Scope and arrangement
The Haitian Government documents, 1947-1953, consists of diplomatic correspondence and documents pertaining to Haiti's relations with neighboring Dominican Republic between 1947-1950, and to the planning and implementation, between 1948-1952, of a United Nations technical assistance mission to Haiti. The collection documents the Haitian side of the negotiations leading to the Pact of Bogota agreement of June 1949, and to the OAS Investigating Committee report adopted unanimously by the OAS Permanent Council on April 8, 1950. Included are communications between the Department of Foreign Affairs in Port-au-Prince and Haiti's representatives in the Dominican Republic and at the OAS; Dominican Ambassador Joaquin Salazar's countercharges translated into French; and two reports on Haitian-Dominican relations and on the 1937 massacre of Haitians in the Dominican Republic. Other documents pertaining to Haitian-Dominican relations include a seven-page letter by Dominican ambassador and author Manuel Peña Batlle, with attachments, concerning Price-Mars's appointment as ambassador to the Dominican Republic.

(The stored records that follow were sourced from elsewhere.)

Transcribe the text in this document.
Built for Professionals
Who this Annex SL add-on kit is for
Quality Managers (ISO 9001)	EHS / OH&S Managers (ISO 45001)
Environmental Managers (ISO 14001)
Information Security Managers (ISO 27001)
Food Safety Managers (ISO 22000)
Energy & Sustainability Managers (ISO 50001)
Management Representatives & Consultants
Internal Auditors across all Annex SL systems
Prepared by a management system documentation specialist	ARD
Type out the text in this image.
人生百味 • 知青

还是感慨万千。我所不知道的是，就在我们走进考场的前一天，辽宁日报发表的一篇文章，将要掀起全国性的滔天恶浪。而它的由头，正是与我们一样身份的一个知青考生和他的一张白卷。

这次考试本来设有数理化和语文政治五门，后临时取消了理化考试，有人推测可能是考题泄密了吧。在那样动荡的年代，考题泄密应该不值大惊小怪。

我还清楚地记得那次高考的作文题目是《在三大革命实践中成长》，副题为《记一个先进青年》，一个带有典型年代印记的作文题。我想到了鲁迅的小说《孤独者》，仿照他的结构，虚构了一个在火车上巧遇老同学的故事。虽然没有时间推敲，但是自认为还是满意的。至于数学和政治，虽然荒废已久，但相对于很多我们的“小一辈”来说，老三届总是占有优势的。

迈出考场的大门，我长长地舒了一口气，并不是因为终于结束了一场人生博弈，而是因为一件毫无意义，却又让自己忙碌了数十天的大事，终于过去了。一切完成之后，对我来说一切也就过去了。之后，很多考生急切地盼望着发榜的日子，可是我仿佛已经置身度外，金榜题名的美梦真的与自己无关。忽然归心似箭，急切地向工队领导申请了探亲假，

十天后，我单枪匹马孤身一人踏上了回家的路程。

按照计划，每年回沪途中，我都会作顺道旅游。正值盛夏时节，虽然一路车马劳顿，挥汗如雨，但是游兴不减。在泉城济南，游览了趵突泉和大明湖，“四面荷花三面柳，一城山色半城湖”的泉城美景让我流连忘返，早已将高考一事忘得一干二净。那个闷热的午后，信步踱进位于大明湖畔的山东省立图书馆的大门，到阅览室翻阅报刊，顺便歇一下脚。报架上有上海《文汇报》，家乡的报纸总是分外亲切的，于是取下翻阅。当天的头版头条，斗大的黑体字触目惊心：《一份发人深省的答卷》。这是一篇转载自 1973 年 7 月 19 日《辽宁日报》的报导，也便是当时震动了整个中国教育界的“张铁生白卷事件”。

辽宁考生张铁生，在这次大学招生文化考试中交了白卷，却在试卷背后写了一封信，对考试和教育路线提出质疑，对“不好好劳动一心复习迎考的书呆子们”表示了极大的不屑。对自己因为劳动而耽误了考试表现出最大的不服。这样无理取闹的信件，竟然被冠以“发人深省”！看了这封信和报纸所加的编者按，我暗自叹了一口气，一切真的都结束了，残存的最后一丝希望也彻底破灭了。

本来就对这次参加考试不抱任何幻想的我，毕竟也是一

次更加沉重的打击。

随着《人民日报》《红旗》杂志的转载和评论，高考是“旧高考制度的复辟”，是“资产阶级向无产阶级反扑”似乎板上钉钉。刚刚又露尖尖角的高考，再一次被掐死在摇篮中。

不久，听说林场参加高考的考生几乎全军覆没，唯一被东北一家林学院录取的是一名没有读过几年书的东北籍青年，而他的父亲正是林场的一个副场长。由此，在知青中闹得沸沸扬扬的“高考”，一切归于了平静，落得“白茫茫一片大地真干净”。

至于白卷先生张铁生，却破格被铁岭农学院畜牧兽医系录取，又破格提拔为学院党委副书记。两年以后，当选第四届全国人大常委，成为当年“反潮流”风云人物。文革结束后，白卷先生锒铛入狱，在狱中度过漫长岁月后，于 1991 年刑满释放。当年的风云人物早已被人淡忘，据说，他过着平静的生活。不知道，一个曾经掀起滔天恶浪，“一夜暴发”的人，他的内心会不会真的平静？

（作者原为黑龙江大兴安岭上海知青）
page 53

The collection also documents the various steps leading to the deployment of an economic and technical mission from the UN Economic and Social Council to assist the Estimé government in setting up a comprehensive development framework for Haiti. The UN Technical Assistance file comprises correspondence and other documents exchanged between the Haitian representation at the UN on the one hand, and President Estimé and Col. Antoine Levelt, a member of the Military Executive Committee that succeeded Estimé in power in 1950, on the other. Other documents pertain to a $4 million loan from the Export-Import Bank to finance an agricultural development project in the Artibonite Valley (1949); Walter White, National Secretary of the National Association for the Advancement of Colored People; and efforts to develop a ceramics village in 1947. There is also a correspondence file between Ambassador Joseph D. Charles in Washington and the General Secretary of the Department of Foreign Affairs, Max H. Dorsinville, in Port-au-Prince.